Die Renten-Ziehung

Der Mann betreibt eine Eckkneipe, die Frau hilft als Angestellte mit. Doch obwohl sie Beiträge zur Sozialversicherung zahlt, hat sie nicht immer einen Anspruch auf Leistungen. Auf diese Lücke in der Sozialversicherung weist die Dortmunder Unternehmensberatung Financial Networx hin.

Trier/Dortmund. (red) Besserung bei dieser Versicherungslücke sei nicht in Sicht, sagen die Experten von Financial Networx. Und rechnerisch auch nicht möglich, bedeute dies doch die Zahlungsunfähigkeit der Sozialsysteme. Christina Nickel, Inhaberin von Financial Networx, erklärt: "Nach mehreren Studien sind eine Million Deutsche in Betrieben jeglicher Rechtsform betroffen. Ein Bruttoeinkommen von monatlich 1500 Euro vorausgesetzt, fließen jährlich sechs Milliarden Euro zu Unrecht in die Sozialkassen. Im Durchschnitt liegt die Erstattung bei 60 000 Euro je Fall."In der Grauzone der Sozialversicherung

Doch wer gehört zu den potenziellen Kandidaten? Anders als im Steuerrecht gibt es für die Sozialversicherung nicht nur Arbeitnehmer und Arbeitgeber. In einer Grauzone bewegen sich angestellte Verwandte, Verschwägerte, Ehegatten und Lebenspartner des Unternehmers, außerdem Gesellschafter und Geschäftsführer.
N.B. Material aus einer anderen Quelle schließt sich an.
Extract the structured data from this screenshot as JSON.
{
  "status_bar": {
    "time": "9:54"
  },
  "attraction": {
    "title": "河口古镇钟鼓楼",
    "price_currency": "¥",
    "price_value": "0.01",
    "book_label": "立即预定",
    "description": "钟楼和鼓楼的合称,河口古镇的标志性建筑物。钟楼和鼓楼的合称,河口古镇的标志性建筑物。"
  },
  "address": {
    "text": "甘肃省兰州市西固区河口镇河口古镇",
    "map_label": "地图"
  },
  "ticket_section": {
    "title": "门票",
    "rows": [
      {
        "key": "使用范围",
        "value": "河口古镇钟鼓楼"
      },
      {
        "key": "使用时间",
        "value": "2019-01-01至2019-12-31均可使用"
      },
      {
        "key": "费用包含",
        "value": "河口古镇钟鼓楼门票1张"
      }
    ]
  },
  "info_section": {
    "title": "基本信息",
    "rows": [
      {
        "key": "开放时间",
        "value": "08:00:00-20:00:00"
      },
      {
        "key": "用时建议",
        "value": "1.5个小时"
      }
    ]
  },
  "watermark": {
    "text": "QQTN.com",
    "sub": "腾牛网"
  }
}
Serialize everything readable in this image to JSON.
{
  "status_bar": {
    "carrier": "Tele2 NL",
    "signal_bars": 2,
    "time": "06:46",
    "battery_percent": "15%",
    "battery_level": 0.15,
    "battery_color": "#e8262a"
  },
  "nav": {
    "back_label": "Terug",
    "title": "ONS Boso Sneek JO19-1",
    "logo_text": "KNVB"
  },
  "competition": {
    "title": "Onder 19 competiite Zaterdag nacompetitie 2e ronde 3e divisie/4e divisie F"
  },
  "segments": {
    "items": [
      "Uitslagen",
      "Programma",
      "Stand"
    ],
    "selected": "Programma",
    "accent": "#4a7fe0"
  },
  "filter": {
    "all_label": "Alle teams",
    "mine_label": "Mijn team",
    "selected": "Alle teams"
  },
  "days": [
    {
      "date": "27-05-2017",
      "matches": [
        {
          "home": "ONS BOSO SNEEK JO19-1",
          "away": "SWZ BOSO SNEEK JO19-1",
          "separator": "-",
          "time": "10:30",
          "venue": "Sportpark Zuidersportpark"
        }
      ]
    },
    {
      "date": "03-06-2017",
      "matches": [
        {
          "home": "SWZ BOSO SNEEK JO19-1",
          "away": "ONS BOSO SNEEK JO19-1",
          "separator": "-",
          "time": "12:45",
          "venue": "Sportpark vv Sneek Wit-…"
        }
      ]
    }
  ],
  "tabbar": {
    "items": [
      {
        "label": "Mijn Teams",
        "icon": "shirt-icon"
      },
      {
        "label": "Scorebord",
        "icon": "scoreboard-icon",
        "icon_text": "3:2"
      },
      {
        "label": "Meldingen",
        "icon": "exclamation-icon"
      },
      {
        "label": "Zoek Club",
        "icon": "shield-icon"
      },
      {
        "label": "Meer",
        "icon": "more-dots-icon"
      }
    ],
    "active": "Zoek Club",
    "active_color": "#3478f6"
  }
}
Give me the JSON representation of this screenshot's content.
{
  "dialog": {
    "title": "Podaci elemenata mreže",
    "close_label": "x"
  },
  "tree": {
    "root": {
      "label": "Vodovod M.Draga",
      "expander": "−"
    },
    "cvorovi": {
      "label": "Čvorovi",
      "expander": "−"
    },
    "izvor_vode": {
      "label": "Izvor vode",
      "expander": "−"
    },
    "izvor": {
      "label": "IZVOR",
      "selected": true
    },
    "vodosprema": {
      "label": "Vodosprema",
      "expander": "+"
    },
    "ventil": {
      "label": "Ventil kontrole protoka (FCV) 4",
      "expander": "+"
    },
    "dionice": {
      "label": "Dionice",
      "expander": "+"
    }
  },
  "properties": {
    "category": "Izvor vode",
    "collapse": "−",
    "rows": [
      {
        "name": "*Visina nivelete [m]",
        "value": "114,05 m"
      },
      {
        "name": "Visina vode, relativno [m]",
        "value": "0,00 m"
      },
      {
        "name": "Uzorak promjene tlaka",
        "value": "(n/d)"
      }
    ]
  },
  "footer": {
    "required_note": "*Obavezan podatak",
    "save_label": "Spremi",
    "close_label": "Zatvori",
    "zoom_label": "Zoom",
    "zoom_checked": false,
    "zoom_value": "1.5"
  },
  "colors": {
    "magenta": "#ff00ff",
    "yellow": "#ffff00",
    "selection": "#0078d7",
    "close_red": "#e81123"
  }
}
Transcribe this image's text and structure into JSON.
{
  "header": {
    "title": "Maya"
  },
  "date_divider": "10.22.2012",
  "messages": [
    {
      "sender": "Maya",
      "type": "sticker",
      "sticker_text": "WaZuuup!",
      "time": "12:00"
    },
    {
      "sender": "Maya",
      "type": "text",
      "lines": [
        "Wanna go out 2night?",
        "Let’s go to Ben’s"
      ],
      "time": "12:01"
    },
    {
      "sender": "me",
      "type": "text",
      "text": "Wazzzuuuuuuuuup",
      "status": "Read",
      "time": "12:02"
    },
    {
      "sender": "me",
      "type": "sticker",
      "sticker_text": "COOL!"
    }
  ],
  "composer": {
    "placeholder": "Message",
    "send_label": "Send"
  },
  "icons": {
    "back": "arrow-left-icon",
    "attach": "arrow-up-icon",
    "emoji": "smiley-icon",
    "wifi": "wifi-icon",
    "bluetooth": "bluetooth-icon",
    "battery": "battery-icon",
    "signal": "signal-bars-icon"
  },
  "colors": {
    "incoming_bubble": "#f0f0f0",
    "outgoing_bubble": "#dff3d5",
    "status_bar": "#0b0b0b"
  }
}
Diese, so Betriebswirtin Nickel, genießen keine Rechtssicherheit. "Wer von dieser Lücke betroffen ist", führt Nickel aus, "zahlt Beiträge zu Renten- und Arbeitslosenversicherung, geht aber im Notfall (etwa Erwerbsunfähigkeit oder Arbeitslosigkeit) leer aus.Die Sozialversicherungsträger prüfen nach Nickels Angaben die Versicherteneigenschaft erst, wenn Leistungen beantragt werden. Und können zu dem Ergebnis kommen, dass keine Versicherungspflicht vorlag. Beitragszahlung allein führt jedoch nicht zu Versicherungsschutz, so steht es im Gesetz. Selbst, wenn bei Betriebsprüfungen Beiträge nachgefordert wurden, können die Beteiligten sich nicht in Sicherheit wiegen. Betriebsprüfungen, so das Bundessozialgericht, seien stichprobenartig. Selbst in Kleinbetrieben müsse einem Prüfer nicht auffallen, dass jemand zu Unrecht Beiträge zahlt. Auch bei der Nachforderung von Beiträgen werde nur geprüft, ob die Summe korrekt sei, nicht, ob Beitragspflicht bestehe, so die Richter.Wer glaubt, sein Geld zurückzubekommen, irrt. Rentenbeiträge lassen sich zurückfordern. Doch für die Bundesagentur für Arbeit gilt Sonderrecht. Ohne fachkundige Hilfe ist dies kaum zu umgehen. Nach dem Motto "selbst Schuld" beruft die Bundesagentur sich auf Verjährung - "der Betroffene hätte sich ja eher informieren können."